L’estimation agile consiste à évaluer l’effort nécessaire pour réaliser un élément, de façon relative et collective plutôt qu’exacte. Son but n’est pas la précision absolue mais une base suffisante pour planifier.
Ce changement d’objectif est le point le plus difficile à faire accepter dans une organisation. Une estimation n’est pas un engagement : c’est une hypothèse formulée avec l’information disponible à un instant donné, et destinée à être révisée dès que cette information change.
Estimer collectivement plutôt qu’individuellement
L’estimation est produite par ceux qui réaliseront le travail, jamais par un responsable extérieur. La raison est autant pratique que politique : ceux qui font savent mieux, et une estimation imposée n’engage personne — elle sera contestée au premier écart constaté.
Le caractère collectif remplit une seconde fonction, souvent plus utile que le chiffre lui-même : les écarts d’estimation révèlent les écarts de compréhension. Quand une personne annonce 2 et une autre 13, il ne s’agit pas d’un désaccord sur l’effort mais du signe que les deux ne parlent pas du même travail.
Les principales méthodes d’estimation
Le planning poker reste le plus répandu : chacun estime en secret, puis tout le monde révèle simultanément. D’autres approches existent — le tri par taille relative sur un mur, le regroupement en catégories, ou le simple comptage d’éléments lorsqu’ils sont homogènes.
Certaines équipes expérimentées abandonnent même l’estimation chiffrée au profit du no estimates : elles découpent systématiquement en éléments de taille comparable et se contentent de les compter. L’approche fonctionne bien dès lors que le flux de demandes est régulier.
L’erreur qui traverse toutes ces méthodes reste la même : consacrer plus de temps à estimer qu’à réaliser.
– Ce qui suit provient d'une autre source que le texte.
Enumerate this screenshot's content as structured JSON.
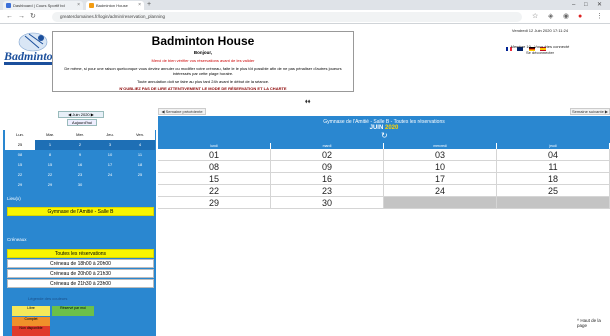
{
  "browser": {
    "tab1_title": "Dashboard | Cours Sportif bd",
    "tab2_title": "Badminton House",
    "url": "greaterdomaines.fr/login/admin/reservation_planning",
    "tabs_close": "×",
    "newtab": "+"
  },
  "header": {
    "title": "Badminton House",
    "greeting": "Bonjour,",
    "red_line": "Merci de bien vérifier vos réservations avant de les valider",
    "line1": "De même, si pour une raison quelconque vous deviez annuler ou modifier votre créneau, faite le le plus tôt possible afin de ne pas pénaliser d'autres joueurs intéressés par cette plage horaire.",
    "line2": "Toute annulation doit se faire au plus tard 24h avant le début de la séance.",
    "red_caps": "N'OUBLIEZ PAS DE LIRE ATTENTIVEMENT LE MODE DE RÉSERVATION ET LA CHARTE",
    "topright_date": "Vendredi 12 Juin 2020 17:11:24",
    "topright_user": "Membre 10 - Vous êtes connecté",
    "topright_logout": "Se déconnecter",
    "arrows": "⬧⬧"
  },
  "flags": [
    "#c8102e",
    "#002868",
    "#ffcc00",
    "#009246"
  ],
  "mini_calendar": {
    "nav": "◀   Juin 2020   ▶",
    "today": "Aujourd'hui",
    "weekdays": [
      "Lun.",
      "Mar.",
      "Mer.",
      "Jeu.",
      "Ven."
    ],
    "weeks": [
      [
        "25",
        "1",
        "2",
        "3",
        "4"
      ],
      [
        "08",
        "8",
        "9",
        "10",
        "11"
      ],
      [
        "15",
        "15",
        "16",
        "17",
        "18"
      ],
      [
        "22",
        "22",
        "23",
        "24",
        "25"
      ],
      [
        "29",
        "29",
        "30",
        "",
        ""
      ]
    ]
  },
  "sidebar": {
    "lieu_label": "Lieu(x)",
    "lieu_value": "Gymnase de l'Amitié - Salle B",
    "creneaux_label": "Créneaux",
    "all_reservations": "Toutes les réservations",
    "slots": [
      "Créneau de 18h00 à 20h00",
      "Créneau de 20h00 à 21h30",
      "Créneau de 21h30 à 23h00"
    ],
    "legend_title": "Légende des couleurs",
    "legend": [
      {
        "text": "Libre",
        "color": "#f5e85a"
      },
      {
        "text": "Réservé par moi",
        "color": "#6cc04a"
      },
      {
        "text": "Complet",
        "color": "#f0902a"
      },
      {
        "text": "Non disponible",
        "color": "#e03a2a"
      }
    ]
  },
  "calendar": {
    "prev_button": "◀ Semaine précédente",
    "next_button": "Semaine suivante ▶",
    "subtitle": "Gymnase de l'Amitié - Salle B - Toutes les réservations",
    "month": "JUIN",
    "year": "2020",
    "refresh": "↻",
    "day_names": [
      "lundi",
      "mardi",
      "mercredi",
      "jeudi"
    ],
    "weeks": [
      [
        "01",
        "02",
        "03",
        "04"
      ],
      [
        "08",
        "09",
        "10",
        "11"
      ],
      [
        "15",
        "16",
        "17",
        "18"
      ],
      [
        "22",
        "23",
        "24",
        "25"
      ],
      [
        "29",
        "30",
        "",
        ""
      ]
    ]
  },
  "back_to_top": "^ Haut de la page"
}
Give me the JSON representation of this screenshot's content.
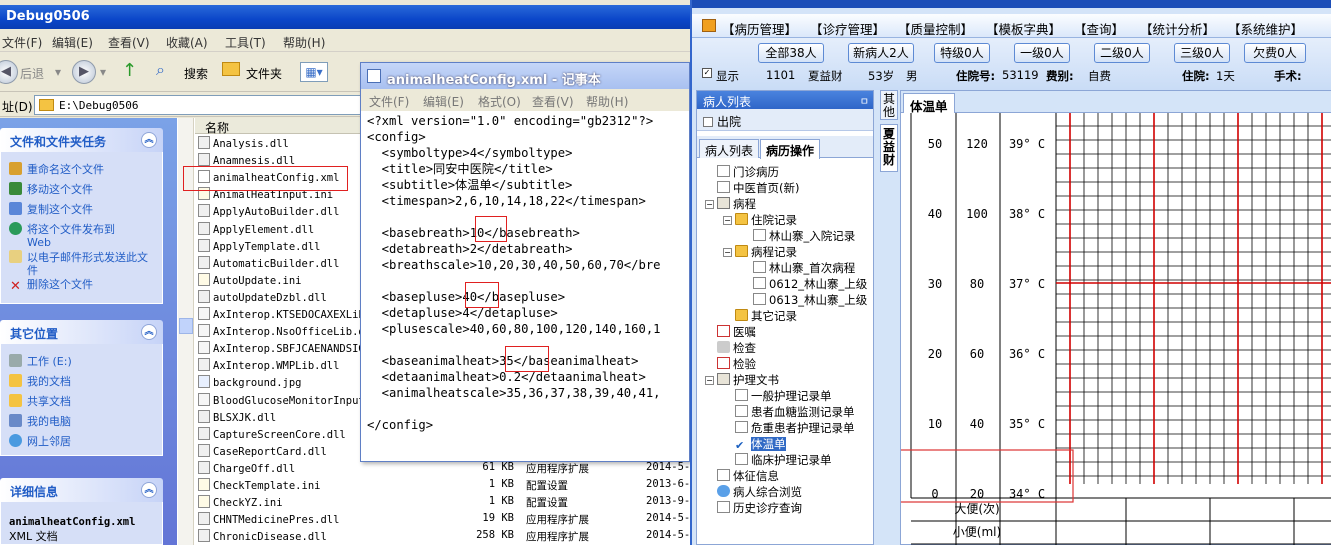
{
  "explorer": {
    "title": "Debug0506",
    "menu": [
      "文件(F)",
      "编辑(E)",
      "查看(V)",
      "收藏(A)",
      "工具(T)",
      "帮助(H)"
    ],
    "toolbar": {
      "back": "后退",
      "search": "搜索",
      "folders": "文件夹"
    },
    "address_label": "址(D)",
    "address": "E:\\Debug0506",
    "tasks": {
      "title": "文件和文件夹任务",
      "items": [
        "重命名这个文件",
        "移动这个文件",
        "复制这个文件",
        "将这个文件发布到Web",
        "以电子邮件形式发送此文件",
        "删除这个文件"
      ]
    },
    "places": {
      "title": "其它位置",
      "items": [
        "工作 (E:)",
        "我的文档",
        "共享文档",
        "我的电脑",
        "网上邻居"
      ]
    },
    "details": {
      "title": "详细信息",
      "filename": "animalheatConfig.xml",
      "filetype": "XML 文档"
    },
    "column_name": "名称",
    "files": [
      {
        "name": "Analysis.dll",
        "size": "",
        "type": "",
        "date": ""
      },
      {
        "name": "Anamnesis.dll",
        "size": "",
        "type": "",
        "date": ""
      },
      {
        "name": "animalheatConfig.xml",
        "size": "",
        "type": "",
        "date": ""
      },
      {
        "name": "AnimalHeatInput.ini",
        "size": "",
        "type": "",
        "date": ""
      },
      {
        "name": "ApplyAutoBuilder.dll",
        "size": "",
        "type": "",
        "date": ""
      },
      {
        "name": "ApplyElement.dll",
        "size": "",
        "type": "",
        "date": ""
      },
      {
        "name": "ApplyTemplate.dll",
        "size": "",
        "type": "",
        "date": ""
      },
      {
        "name": "AutomaticBuilder.dll",
        "size": "",
        "type": "",
        "date": ""
      },
      {
        "name": "AutoUpdate.ini",
        "size": "",
        "type": "",
        "date": ""
      },
      {
        "name": "autoUpdateDzbl.dll",
        "size": "",
        "type": "",
        "date": ""
      },
      {
        "name": "AxInterop.KTSEDOCAXEXLib",
        "size": "",
        "type": "",
        "date": ""
      },
      {
        "name": "AxInterop.NsoOfficeLib.d",
        "size": "",
        "type": "",
        "date": ""
      },
      {
        "name": "AxInterop.SBFJCAENANDSIG",
        "size": "",
        "type": "",
        "date": ""
      },
      {
        "name": "AxInterop.WMPLib.dll",
        "size": "",
        "type": "",
        "date": ""
      },
      {
        "name": "background.jpg",
        "size": "",
        "type": "",
        "date": ""
      },
      {
        "name": "BloodGlucoseMonitorInput",
        "size": "",
        "type": "",
        "date": ""
      },
      {
        "name": "BLSXJK.dll",
        "size": "",
        "type": "",
        "date": ""
      },
      {
        "name": "CaptureScreenCore.dll",
        "size": "",
        "type": "",
        "date": ""
      },
      {
        "name": "CaseReportCard.dll",
        "size": "",
        "type": "",
        "date": ""
      },
      {
        "name": "ChargeOff.dll",
        "size": "61 KB",
        "type": "应用程序扩展",
        "date": "2014-5-"
      },
      {
        "name": "CheckTemplate.ini",
        "size": "1 KB",
        "type": "配置设置",
        "date": "2013-6-"
      },
      {
        "name": "CheckYZ.ini",
        "size": "1 KB",
        "type": "配置设置",
        "date": "2013-9-"
      },
      {
        "name": "CHNTMedicinePres.dll",
        "size": "19 KB",
        "type": "应用程序扩展",
        "date": "2014-5-"
      },
      {
        "name": "ChronicDisease.dll",
        "size": "258 KB",
        "type": "应用程序扩展",
        "date": "2014-5-"
      }
    ]
  },
  "notepad": {
    "title": "animalheatConfig.xml - 记事本",
    "menu": [
      "文件(F)",
      "编辑(E)",
      "格式(O)",
      "查看(V)",
      "帮助(H)"
    ],
    "lines": [
      "<?xml version=\"1.0\" encoding=\"gb2312\"?>",
      "<config>",
      "  <symboltype>4</symboltype>",
      "  <title>同安中医院</title>",
      "  <subtitle>体温单</subtitle>",
      "  <timespan>2,6,10,14,18,22</timespan>",
      "",
      "  <basebreath>10</basebreath>",
      "  <detabreath>2</detabreath>",
      "  <breathscale>10,20,30,40,50,60,70</bre",
      "",
      "  <basepluse>40</basepluse>",
      "  <detapluse>4</detapluse>",
      "  <plusescale>40,60,80,100,120,140,160,1",
      "",
      "  <baseanimalheat>35</baseanimalheat>",
      "  <detaanimalheat>0.2</detaanimalheat>",
      "  <animalheatscale>35,36,37,38,39,40,41,",
      "",
      "</config>"
    ]
  },
  "app": {
    "menu": [
      "【病历管理】",
      "【诊疗管理】",
      "【质量控制】",
      "【模板字典】",
      "【查询】",
      "【统计分析】",
      "【系统维护】"
    ],
    "filters": [
      "全部38人",
      "新病人2人",
      "特级0人",
      "一级0人",
      "二级0人",
      "三级0人",
      "欠费0人"
    ],
    "patient": {
      "show_label": "显示",
      "bed": "1101",
      "name": "夏益财",
      "age": "53岁",
      "sex": "男",
      "inpatient_no_label": "住院号:",
      "inpatient_no": "53119",
      "fee_label": "费别:",
      "fee": "自费",
      "stay_label": "住院:",
      "stay": "1天",
      "surgery_label": "手术:"
    },
    "panel_title": "病人列表",
    "discharged": "出院",
    "tabs": [
      "病人列表",
      "病历操作"
    ],
    "tree": [
      "门诊病历",
      "中医首页(新)",
      "病程",
      "住院记录",
      "林山寨_入院记录",
      "病程记录",
      "林山寨_首次病程",
      "0612_林山寨_上级",
      "0613_林山寨_上级",
      "其它记录",
      "医嘱",
      "检查",
      "检验",
      "护理文书",
      "一般护理记录单",
      "患者血糖监测记录单",
      "危重患者护理记录单",
      "体温单",
      "临床护理记录单",
      "体征信息",
      "病人综合浏览",
      "历史诊疗查询"
    ],
    "side_tabs": [
      "其他",
      "夏益财"
    ],
    "chart_tab": "体温单"
  },
  "chart_data": {
    "type": "table",
    "title": "体温单",
    "columns": [
      "breath",
      "pulse",
      "temperature"
    ],
    "rows": [
      {
        "breath": "50",
        "pulse": "120",
        "temperature": "39° C"
      },
      {
        "breath": "40",
        "pulse": "100",
        "temperature": "38° C"
      },
      {
        "breath": "30",
        "pulse": "80",
        "temperature": "37° C"
      },
      {
        "breath": "20",
        "pulse": "60",
        "temperature": "36° C"
      },
      {
        "breath": "10",
        "pulse": "40",
        "temperature": "35° C"
      },
      {
        "breath": "0",
        "pulse": "20",
        "temperature": "34° C"
      }
    ],
    "footer_rows": [
      "大便(次)",
      "小便(ml)"
    ],
    "grid": true,
    "colors": {
      "grid": "#000000",
      "day_divider": "#d00000",
      "normal_temp_line": "#d00000"
    }
  }
}
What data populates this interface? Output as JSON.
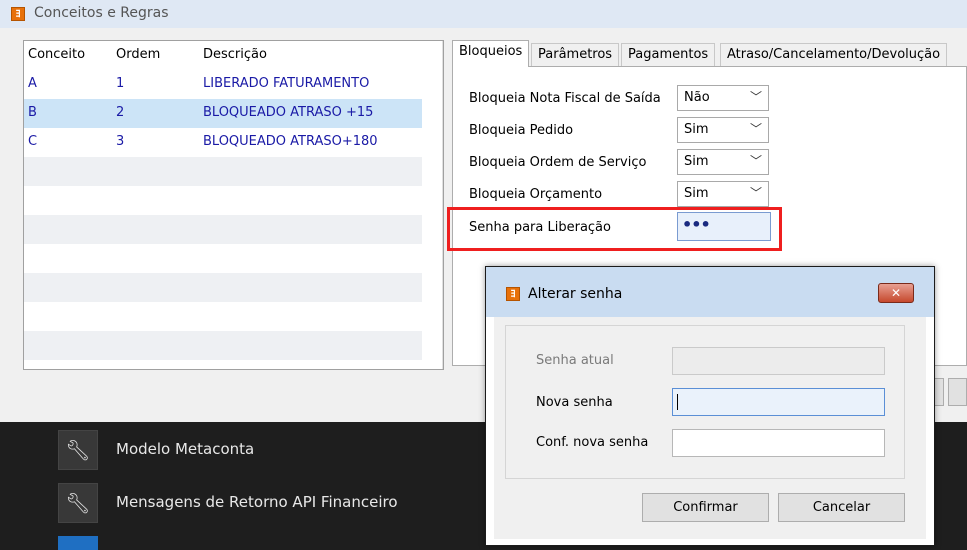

Passé une certaine finesse, l’estimation ne réduit plus l’incertitude, elle la déguise en chiffre rassurant.
Un dernier repère pour situer le bon niveau d’effort : l’estimation doit être proportionnée à la décision qu’elle éclaire. Arbitrer entre deux projets à plusieurs centaines de milliers d’euros justifie une analyse sérieuse ; décider si une story entre dans le prochain sprint n’en justifie aucune. Le glossaire de l’Agile Alliance recense les principales techniques et leurs domaines d’emploi respectifs.